La Clémence de Titus par Currentzis, chirurgien dansant
Le dramatisme de la Sinfonia annonce déjà l’interprétation extraordinaire de cette soirée. L’orchestre, sur instruments d’époques et dont les cordes sont debout, est très vivant et très à l’aise. Il crée beaucoup de reliefs, notamment par ses accents marqués, le premier violon sautant parfois avec énergie. Il est évidemment le reflet de son chef : Teodor Currentzis ne tient pas en place. Déjà, sa grande stature l’élève au-dessus de tous ses musiciens.
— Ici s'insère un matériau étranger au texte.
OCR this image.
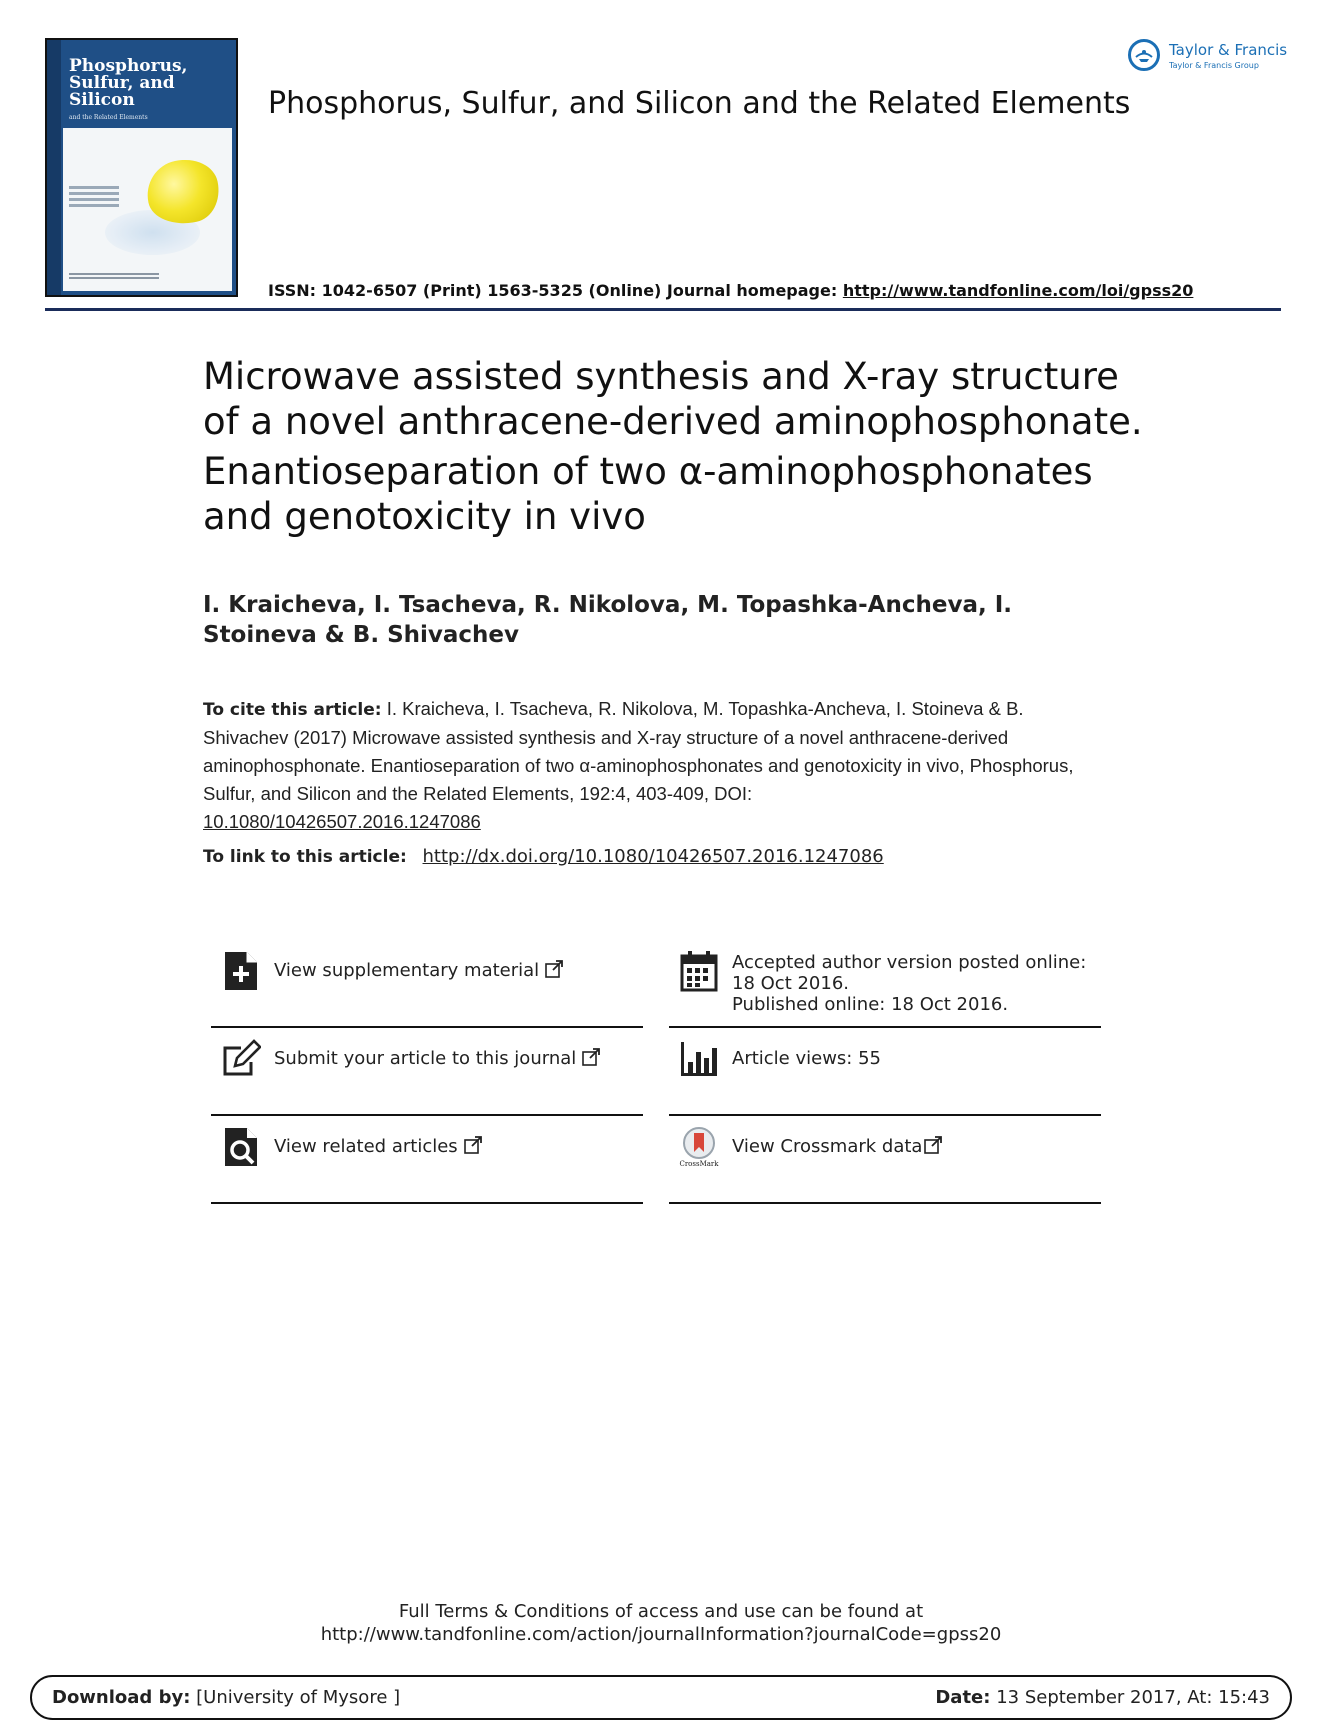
Phosphorus,
Sulfur, and
Silicon
and the Related Elements
Taylor & Francis
Taylor & Francis Group
Phosphorus, Sulfur, and Silicon and the Related Elements
ISSN: 1042-6507 (Print) 1563-5325 (Online) Journal homepage: http://www.tandfonline.com/loi/gpss20
Microwave assisted synthesis and X-ray structure
of a novel anthracene-derived aminophosphonate.
Enantioseparation of two α-aminophosphonates
and genotoxicity in vivo
I. Kraicheva, I. Tsacheva, R. Nikolova, M. Topashka-Ancheva, I. Stoineva & B. Shivachev
To cite this article: I. Kraicheva, I. Tsacheva, R. Nikolova, M. Topashka-Ancheva, I. Stoineva & B. Shivachev (2017) Microwave assisted synthesis and X-ray structure of a novel anthracene-derived aminophosphonate. Enantioseparation of two α-aminophosphonates and genotoxicity in vivo, Phosphorus, Sulfur, and Silicon and the Related Elements, 192:4, 403-409, DOI:
10.1080/10426507.2016.1247086
To link to this article: http://dx.doi.org/10.1080/10426507.2016.1247086
View supplementary material	Accepted author version posted online: 18 Oct 2016.
Published online: 18 Oct 2016.
Submit your article to this journal	Article views: 55
View related articles
CrossMark
View Crossmark data
Full Terms & Conditions of access and use can be found at
http://www.tandfonline.com/action/journalInformation?journalCode=gpss20
Download by: [University of Mysore ]	Date: 13 September 2017, At: 15:43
Mais cela ne suffit pas, car il s’avance jusque devant les altos pour être encore plus au milieu de sa phalange, avant de revenir à son pupitre, pour reculer davantage. Certains chefs donnent l'impression de danser, celui-ci fait bien plus : il est danseur.
Le premier récitatif de Vitellia, interprétée par la soprano canadienne Karina Gauvin, est l’occasion de montrer la puissance de sa voix, nuancée, avec des piani présents, de beaux graves et des aigus faciles. Elle est aussi à l'aise scéniquement que vocalement. La mezzo-soprano Stéphanie d’Oustrac, qui incarne Sesto, présente les mêmes qualités, avec en plus un regard très communiquant. Karina Gauvin sait se détacher de sa partition pour interpréter son personnage et Stéphanie d’Oustrac ne lit que rarement sur sa discrète tablette. L’air de Vitellia « Deh se piacer mi vuoi » (De grâce, si tu veux me plaire – Acte I, scène 2) est joliment interprété mais un peu perturbé par le chef aux gestes extravagants, qui s’avance jusque tout près de la chanteuse et prononce presque à sa place les consonnes. Dans un pareil moment, cette direction aurait de quoi agacer.
Anna Lucia Richter et Jeanine de Bique (© GTG-Carole Parodi)
Jeanine De Bique interprète avec noblesse Annio, sans jamais avoir besoin de partition. Après les premières interventions très convaincantes des sopranos précédentes, le timbre de celle-ci paraît moins lumineux et la diction moins parfaite. Pourtant le timbre est aussi très beau et la projection puissante. Sa couleur veloutée est très complémentaire à la clarté de Stéphanie d’Oustrac, d’où de très beaux duos.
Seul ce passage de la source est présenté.